We’ve been raising sheep since 1985.  First in Leverett, then in Deerfield for six years, then back to Leverett for thirteen years.  And then in 2013 we moved to Colrain.

 

Our place in Leverett had only ten acres (which seemed a lot, coming from suburbia).  We fenced about half with hi-tensile wire and built a small sheep shed.  And began to search for unused fields in Leverett and nearby towns for summer grazing.  Over the years we grazed something like twenty properties.  Some arrangements worked well, others not so well.  And since we checked each group every day we did a lot of driving. The six years at Woolman Hill Retreat Center in Deerfield were lovely- we had fenced fields, places to graze with electronet and even a hay field.  Coming back to Leverett with sheep was not easy.

 

Now our first coyote experience was early on….probably about 1990 in Leverett.  Our four geese (white Chinas) free ranged.  Jim looked out the window one day and saw a coyote carrying off a goose.  He dashed outside, yelled and gave chase.  The goose was smart- she spread wide her big wings and the coyote couldn’t pass through some brush.  So the coyote dropped the goose (named Coyote for the rest of her days) and Jim brought her in to heal.

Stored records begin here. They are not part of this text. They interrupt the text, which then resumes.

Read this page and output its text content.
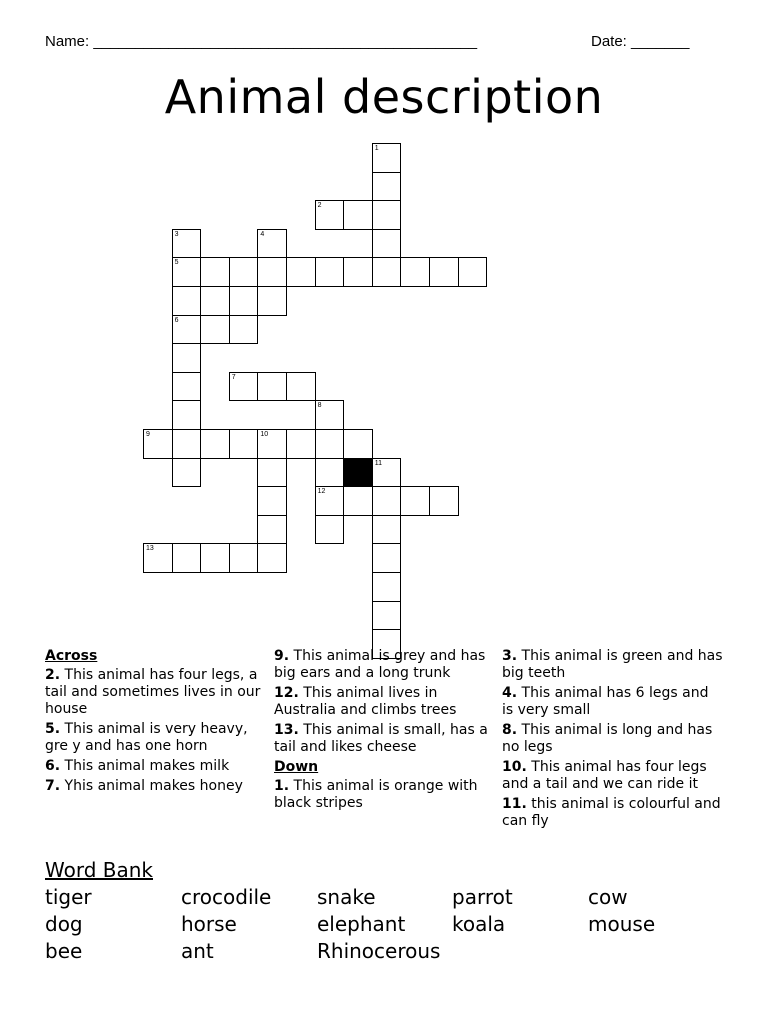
Name: ______________________________________________	Date: _______
Animal description
1
2
3	4
5
6
7
8
9	10
11
12
13
Across
2. This animal has four legs, a tail and sometimes lives in our house
5. This animal is very heavy, gre y and has one horn
6. This animal makes milk
7. Yhis animal makes honey
9. This animal is grey and has big ears and a long trunk
12. This animal lives in Australia and climbs trees
13. This animal is small, has a tail and likes cheese
Down
1. This animal is orange with black stripes
3. This animal is green and has big teeth
4. This animal has 6 legs and is very small
8. This animal is long and has no legs
10. This animal has four legs and a tail and we can ride it
11. this animal is colourful and can fly
Word Bank
tiger	crocodile snake	parrot	cow
dog	horse	elephant koala	mouse
bee	ant	Rhinocerous
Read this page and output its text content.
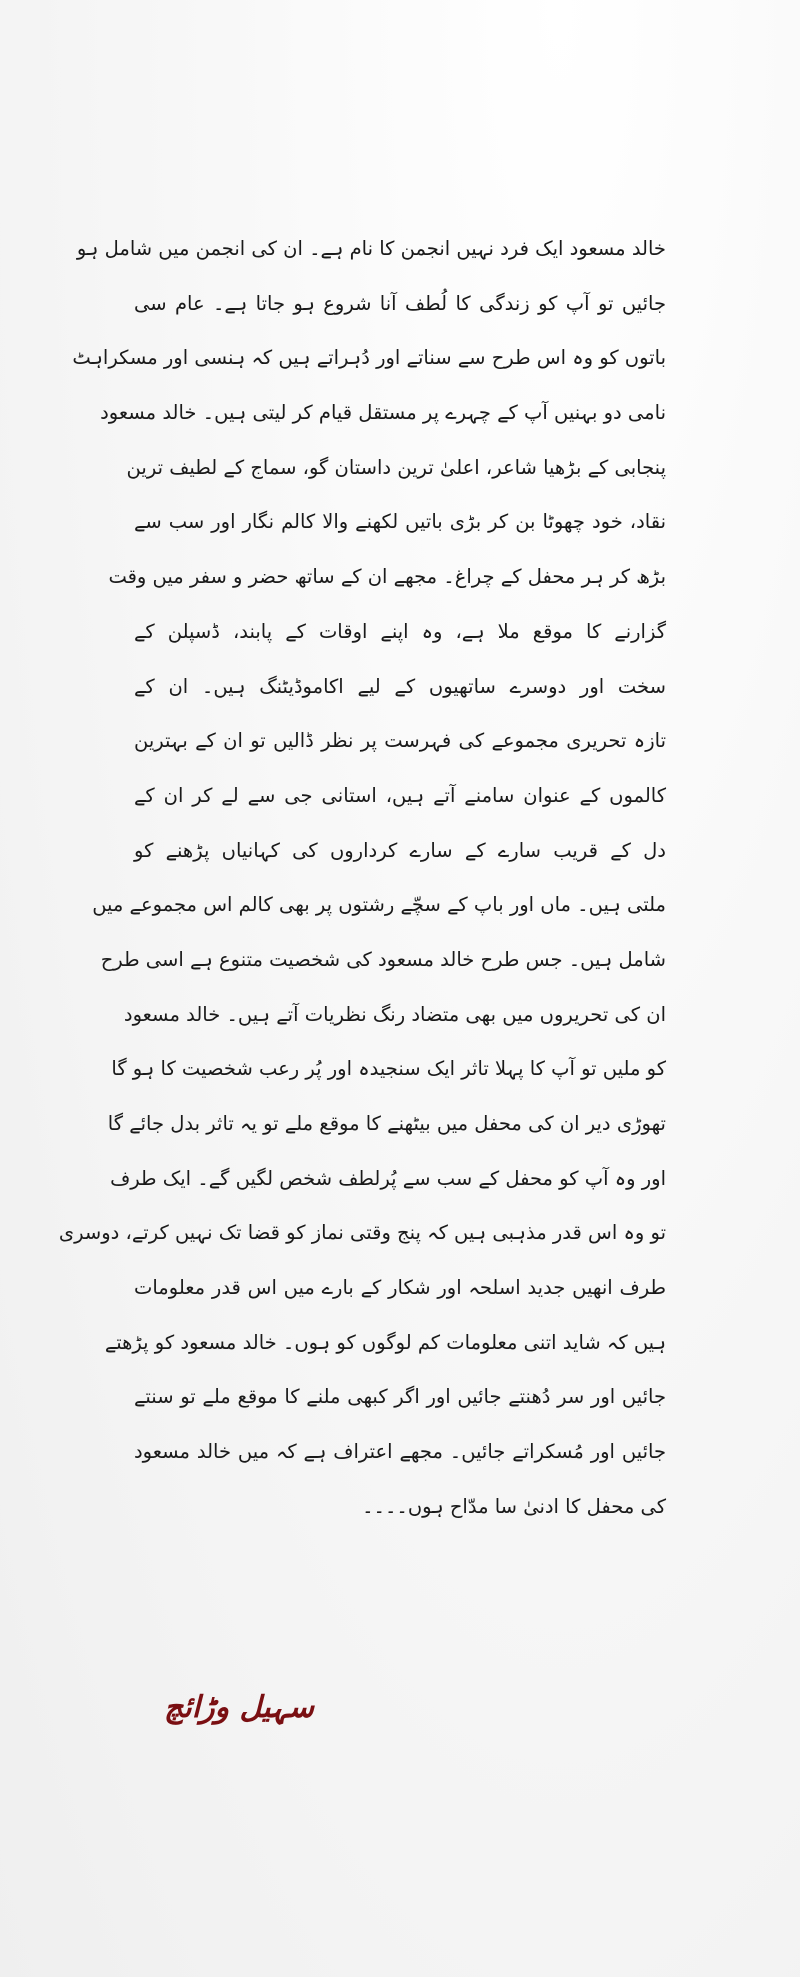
خالد مسعود ایک فرد نہیں انجمن کا نام ہے۔ ان کی انجمن میں شامل ہو
جائیں تو آپ کو زندگی کا لُطف آنا شروع ہو جاتا ہے۔ عام سی
باتوں کو وہ اس طرح سے سناتے اور دُہراتے ہیں کہ ہنسی اور مسکراہٹ
نامی دو بہنیں آپ کے چہرے پر مستقل قیام کر لیتی ہیں۔ خالد مسعود
پنجابی کے بڑھیا شاعر، اعلیٰ ترین داستان گو، سماج کے لطیف ترین
نقاد، خود چھوٹا بن کر بڑی باتیں لکھنے والا کالم نگار اور سب سے
بڑھ کر ہر محفل کے چراغ۔ مجھے ان کے ساتھ حضر و سفر میں وقت
گزارنے کا موقع ملا ہے، وہ اپنے اوقات کے پابند، ڈسپلن کے
سخت اور دوسرے ساتھیوں کے لیے اکاموڈیٹنگ ہیں۔ ان کے
تازہ تحریری مجموعے کی فہرست پر نظر ڈالیں تو ان کے بہترین
کالموں کے عنوان سامنے آتے ہیں، استانی جی سے لے کر ان کے
دل کے قریب سارے کے سارے کرداروں کی کہانیاں پڑھنے کو
ملتی ہیں۔ ماں اور باپ کے سچّے رشتوں پر بھی کالم اس مجموعے میں
شامل ہیں۔ جس طرح خالد مسعود کی شخصیت متنوع ہے اسی طرح
ان کی تحریروں میں بھی متضاد رنگ نظریات آتے ہیں۔ خالد مسعود
کو ملیں تو آپ کا پہلا تاثر ایک سنجیدہ اور پُر رعب شخصیت کا ہو گا
تھوڑی دیر ان کی محفل میں بیٹھنے کا موقع ملے تو یہ تاثر بدل جائے گا
اور وہ آپ کو محفل کے سب سے پُرلطف شخص لگیں گے۔ ایک طرف
تو وہ اس قدر مذہبی ہیں کہ پنج وقتی نماز کو قضا تک نہیں کرتے، دوسری
طرف انھیں جدید اسلحہ اور شکار کے بارے میں اس قدر معلومات
ہیں کہ شاید اتنی معلومات کم لوگوں کو ہوں۔ خالد مسعود کو پڑھتے
جائیں اور سر دُھنتے جائیں اور اگر کبھی ملنے کا موقع ملے تو سنتے
جائیں اور مُسکراتے جائیں۔ مجھے اعتراف ہے کہ میں خالد مسعود
کی محفل کا ادنیٰ سا مدّاح ہوں۔۔۔۔
سہیل وڑائچ
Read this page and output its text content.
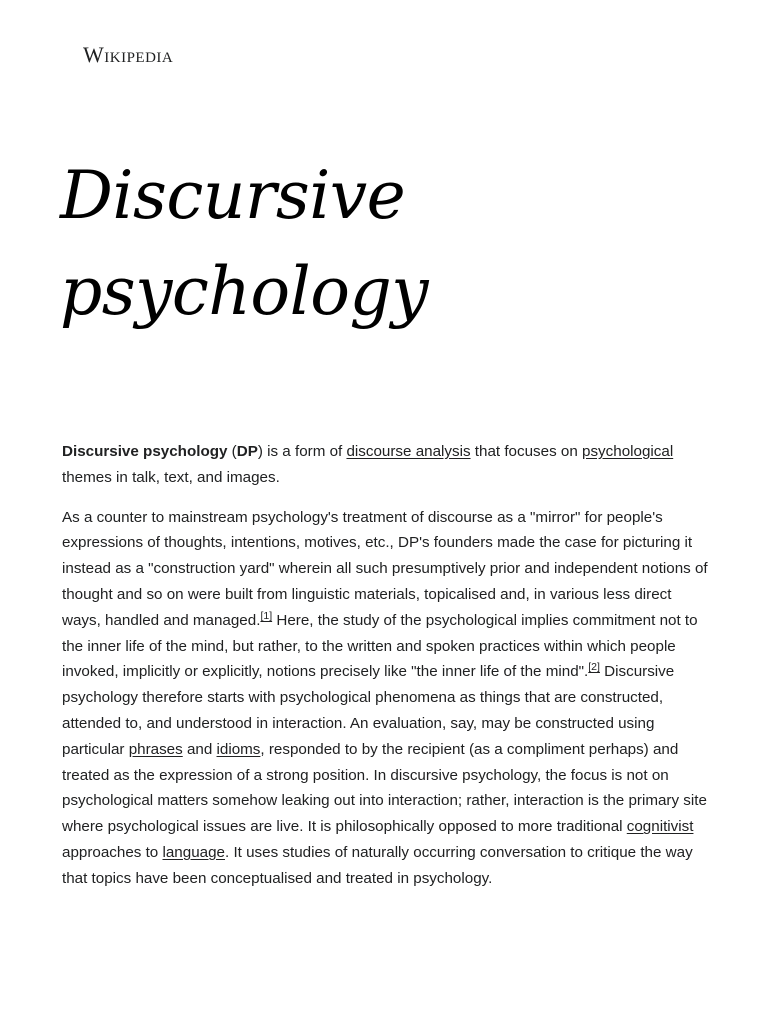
Wikipedia
Discursive
psychology

Discursive psychology (DP) is a form of discourse analysis that focuses on psychological themes in talk, text, and images.

As a counter to mainstream psychology's treatment of discourse as a "mirror" for people's expressions of thoughts, intentions, motives, etc., DP's founders made the case for picturing it instead as a "construction yard" wherein all such presumptively prior and independent notions of thought and so on were built from linguistic materials, topicalised and, in various less direct ways, handled and managed.[1] Here, the study of the psychological implies commitment not to the inner life of the mind, but rather, to the written and spoken practices within which people invoked, implicitly or explicitly, notions precisely like "the inner life of the mind".[2] Discursive psychology therefore starts with psychological phenomena as things that are constructed, attended to, and understood in interaction. An evaluation, say, may be constructed using particular phrases and idioms, responded to by the recipient (as a compliment perhaps) and treated as the expression of a strong position. In discursive psychology, the focus is not on psychological matters somehow leaking out into interaction; rather, interaction is the primary site where psychological issues are live. It is philosophically opposed to more traditional cognitivist approaches to language. It uses studies of naturally occurring conversation to critique the way that topics have been conceptualised and treated in psychology.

And that was it- we don’t even remember hearing coyotes during the early Leverett days.

 

We did hear coyotes in Deerfield.  But our fencing was good and the sheep were fairly close by- very close by in winter.  We also had Abby- a big farm dog (wolfhound-akita cross).  Abby liked to circle our end of the acreage- especially early morning and late evening.  Which undoubtedly helped.

 

While we were in Deerfield the Leverett coyote population had evidently grown.  We heard them more often, and several times saw some rather mangy ones in our driveway.  But we co-existed just fine until 2010.  One day in August that year the ewes and ewe lambs were in electronet at Gordon King’s in East Leverett . (These fields were part of the land Gordon gave to the town which became conservation land.) There had been a drought, so we were feeding hay.  After some rain the fields were greening but we still fed hay, wanting the fields to recover.  Now electronet is something you train the sheep to- it’s mostly psychological.  And sheep love fresh grass much more than so-so hay.  So the night of the attack the sheep busted out.  The neighboring coyotes seized their opportunity- somehow all the sheep survived, but we lost seven of our eight ewe lambs.  Even though Gordon’s was our best and largest grazing, we moved the survivors that day.  In part hoping that the coyotes would forget about their feast.  (The good thing about coyotes is that they eat what they kill and they kill pretty efficiently.  Nothing like a domestic dog attack.)

 

The winter of 2010-2011 was fierce, with lots of snow.  Snow completely covered our perimeter fence.  So the sheep were fed in the field each day but came in at dusk.  But one day I left two of the wethers we use for dog training out in a back field.  They were dead in the morning.  Score is now coyotes 10- and they ate a couple of geese as well.

 

We researched and decided to buy a guard llama.  Supposedly quite effective and looking not at all threatening to all the walkers on Gordon’s land. Very expensive.

 

Sam the llama was a beautiful guy but absolutely no match for the now even larger coyote pack.  Who well remembered the taste of lamb.  So this time they stampeded the sheep through the fence themselves- and picked off another seven- six lambs and my favorite ewe.  (Sam did just fine later that summer guarding lambs in North Leverett.  The resident coyote was respectful of both fence and guardian.)

 

Do we stop raising sheep?  We sure can’t afford these losses!  So we spent most of the summer and early fall taking turns sleeping in the truck next to the sheep fence. (And dusk comes early in fall.)

 

We decided we wanted to keep the sheep.  Many of our friends used livestock guardian dogs to stop predation.  We were concerned that the dogs would frighten the walkers.  But we couldn’t figure out what else to try.